Recent study published in Nature Geoscience, led by geologists from Monash University, reveals that the unique electrical properties of quartz, activated by the immense forces of earthquakes, play a crucial role in the formation of these precious deposits.
Gold is frequently found within quartz veins, the second-most abundant mineral in Earth's crust after feldspar. These veins, created by hydrothermal fluids rich in gold seeping into cracks deep within the crust, should theoretically distribute gold evenly. Yet, in many cases, miners uncover large gold nuggets instead of uniformly dispersed grains. This has puzzled geologists, who wondered how such massive concentrations of gold could form from fluids with extremely low gold content—often just one part per million.

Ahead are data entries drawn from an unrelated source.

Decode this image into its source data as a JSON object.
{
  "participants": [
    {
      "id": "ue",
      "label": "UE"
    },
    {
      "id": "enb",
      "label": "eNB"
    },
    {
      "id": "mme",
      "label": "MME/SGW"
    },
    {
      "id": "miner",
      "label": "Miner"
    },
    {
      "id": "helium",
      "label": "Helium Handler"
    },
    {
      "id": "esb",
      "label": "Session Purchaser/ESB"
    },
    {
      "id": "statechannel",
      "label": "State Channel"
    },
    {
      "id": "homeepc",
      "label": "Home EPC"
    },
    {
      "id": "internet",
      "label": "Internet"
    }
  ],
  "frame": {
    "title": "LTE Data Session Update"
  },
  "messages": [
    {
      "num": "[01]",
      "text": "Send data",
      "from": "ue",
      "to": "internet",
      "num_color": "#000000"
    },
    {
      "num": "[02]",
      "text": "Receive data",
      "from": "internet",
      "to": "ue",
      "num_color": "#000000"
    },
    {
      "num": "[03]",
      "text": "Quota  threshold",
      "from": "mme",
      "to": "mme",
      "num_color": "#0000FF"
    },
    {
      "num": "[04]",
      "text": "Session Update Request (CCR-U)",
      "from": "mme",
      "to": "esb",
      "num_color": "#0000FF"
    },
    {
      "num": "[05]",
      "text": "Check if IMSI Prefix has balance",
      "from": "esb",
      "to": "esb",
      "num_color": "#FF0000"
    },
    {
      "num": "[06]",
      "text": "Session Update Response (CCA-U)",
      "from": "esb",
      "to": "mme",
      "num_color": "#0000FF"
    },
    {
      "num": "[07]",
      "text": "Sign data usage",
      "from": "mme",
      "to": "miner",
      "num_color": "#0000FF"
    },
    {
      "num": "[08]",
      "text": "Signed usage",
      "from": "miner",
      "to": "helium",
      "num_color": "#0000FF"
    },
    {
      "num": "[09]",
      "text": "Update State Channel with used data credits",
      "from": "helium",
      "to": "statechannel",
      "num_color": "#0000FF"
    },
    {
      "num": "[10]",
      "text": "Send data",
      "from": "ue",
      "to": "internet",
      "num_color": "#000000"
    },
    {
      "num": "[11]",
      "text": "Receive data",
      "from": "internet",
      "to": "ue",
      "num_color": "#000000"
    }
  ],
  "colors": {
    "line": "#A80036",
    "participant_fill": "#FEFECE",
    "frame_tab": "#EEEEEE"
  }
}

The formation of these nuggets was often attributed to the precipitation of gold from hot, water-rich fluids as they cooled or underwent chemical changes. However, this explanation fell short, especially considering the low concentration of gold in these fluids.
The mystery of how these large nuggets form has now been solved by the Monash University team. Their research focuses on piezoelectricity, a phenomenon where certain crystals, including quartz, generate an electric charge when subjected to mechanical stress. This effect was first discovered in the 1880s, but its role in gold formation had not been fully understood until now.
Earthquakes, common in areas where gold-bearing quartz veins are found, play a crucial role. Each tremor forces hydrothermal fluids, rich in dissolved gold, into cracks within quartz. The stress from these events causes quartz to produce electricity, which in turn facilitates the precipitation of gold from the fluid. This process not only explains why gold concentrates in quartz but also why large nuggets form. Over thousands of seismic events, what starts as microscopic gold particles can grow into nuggets weighing up to 130 pounds.
The team's experiments simulated the conditions quartz might experience during an earthquake. By applying stress to quartz crystals submerged in a gold-rich fluid, they found that the quartz generated enough electric voltage to cause gold nanoparticles to precipitate and accumulate on its surface.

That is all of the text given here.